閑話 悪役令嬢の憂鬱
リアクションありがとうございました。
いよいよ今年は最終学年になりました。
みなさんごきげんよう。
カルミア・ラバグルトです。
二年生の時には色々とありました。
フリージアさんも転生者で、ここが小説ではなくゲームの世界だったということはとても衝撃的でした。
知っている話が進まないはずです。
思えば、小説との相違は私やフリージアさんの行動以外にもありました。
例えば、臨海学校や林間学校のエピソードは小説には存在しません。
小説では、一年生の夏休みは帰省してスズラン商会や工房周りで新商品の開発を行う話になっていました。
この世界では、帰省してもできることもなく、ニゲラ殿下が参加している以上は私も臨海学校や林間学校に参加しなければなりません。
殿下の後始末係としての参加なので、小説通りにスズラン商会を立ち上げていた場合でも不参加とはいかなかったでしょう。
学園行事なので私やフリージアさんの行動で変わるとは思えません。まあ、ニゲラ殿下が参加するか否かが変わることはあり得ますが。
その一方で、ゲームでは臨海学校と林間学校のイベントがあるそうです。
小説では描写が無くてゲームには存在する出来事があったのだから、この世界は小説を基にしたゲームと考えるべきでしょう。

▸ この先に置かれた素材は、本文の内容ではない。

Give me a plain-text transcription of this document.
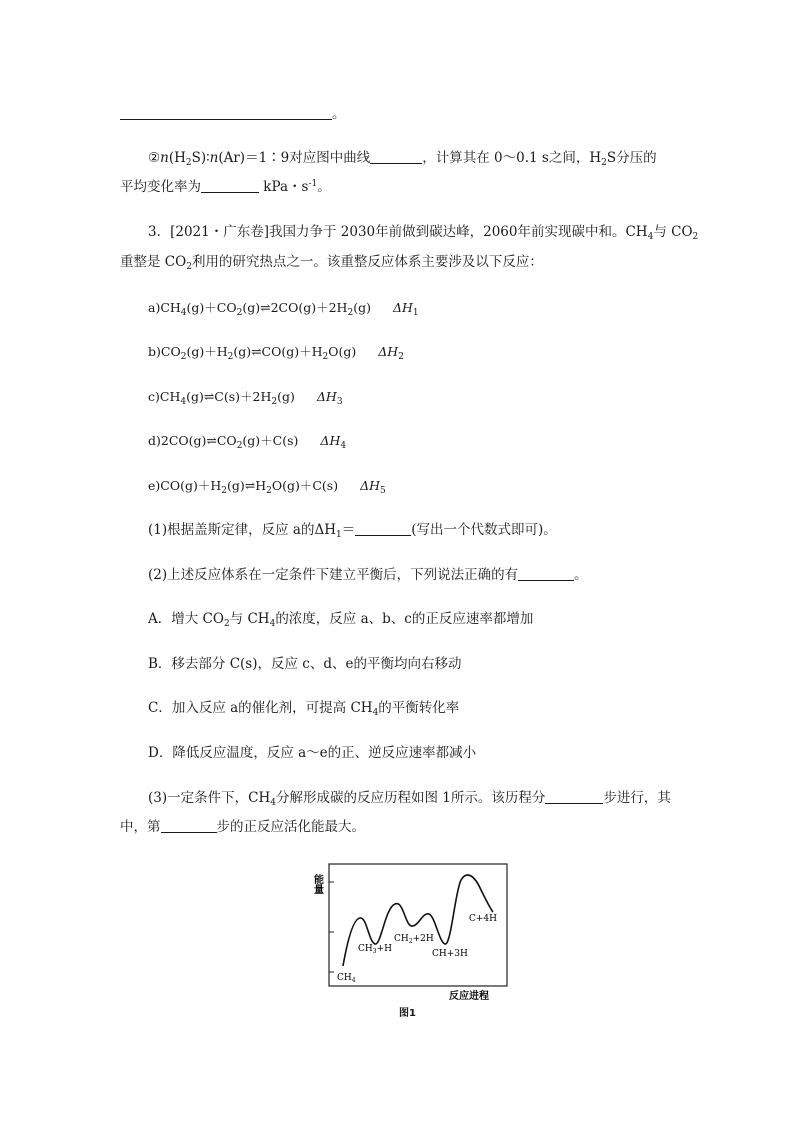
。
$②n(H_2S)∶n(Ar)=1∶9$对应图中曲线	，计算其在 0～0.1 s之间，$H_2S$分压的
平均变化率为	kPa・$s^{-1}$。
3．[2021・广东卷]我国力争于 2030年前做到碳达峰，2060年前实现碳中和。$CH_4$与 $CO_2$
重整是 $CO_2$利用的研究热点之一。该重整反应体系主要涉及以下反应：
$a)CH_4(g)+CO_2(g)\rightleftharpoons 2CO(g)+2H_2(g)$ $\Delta H_1$
$b)CO_2(g)+H_2(g)\rightleftharpoons CO(g)+H_2O(g)$ $\Delta H_2$
$c)CH_4(g)\rightleftharpoons C(s)+2H_2(g)$ $\Delta H_3$
$d)2CO(g)\rightleftharpoons CO_2(g)+C(s)$ $\Delta H_4$
$e)CO(g)+H_2(g)\rightleftharpoons H_2O(g)+C(s)$ $\Delta H_5$
(1)根据盖斯定律，反应 a的$\Delta H_1=$	(写出一个代数式即可)。
(2)上述反应体系在一定条件下建立平衡后，下列说法正确的有	。
A．增大 $CO_2$与 $CH_4$的浓度，反应 a、b、c的正反应速率都增加
B．移去部分 C(s)，反应 c、d、e的平衡均向右移动
C．加入反应 a的催化剂，可提高 $CH_4$的平衡转化率
D．降低反应温度，反应 a～e的正、逆反应速率都减小
(3)一定条件下，$CH_4$分解形成碳的反应历程如图 1所示。该历程分	步进行，其
中，第	步的正反应活化能最大。
能量
$CH_4$
$CH_3+H$
$CH_2+2H$
CH+3H
C+4H
反应进程
图1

この世界に対するより正確な情報が得られたことは喜ばしい限りです。
ですが、喜んでばかりもいられません。
ゲームにおいても悪役令嬢はどのルートでも死亡するのですが、その理由は明確にされていません。
小説でも、ゲームの知識では悪役令嬢が死亡する直接の原因が分からなくて四苦八苦しているので、原作通りのゲーム化です。
原作通り過ぎて死にそうですけれど。
この世界に関する知識は増えましたが、最も必要な情報は得られませんでした。
けれども、状況は少し変わりました。
断罪イベントを回避するという目標は継続中ですが、フリージアさんの協力が得られたことで大きく進展しました。
少なくとも、フリージアさんを虐めた罪で断罪される可能性は限りなく低くなりました。
ですが、それだけで安心はできません。
断罪は悪役令嬢を排除するための口実であり、私の命を狙う何者かが存在する、もしくはこれから現れる可能性が高い。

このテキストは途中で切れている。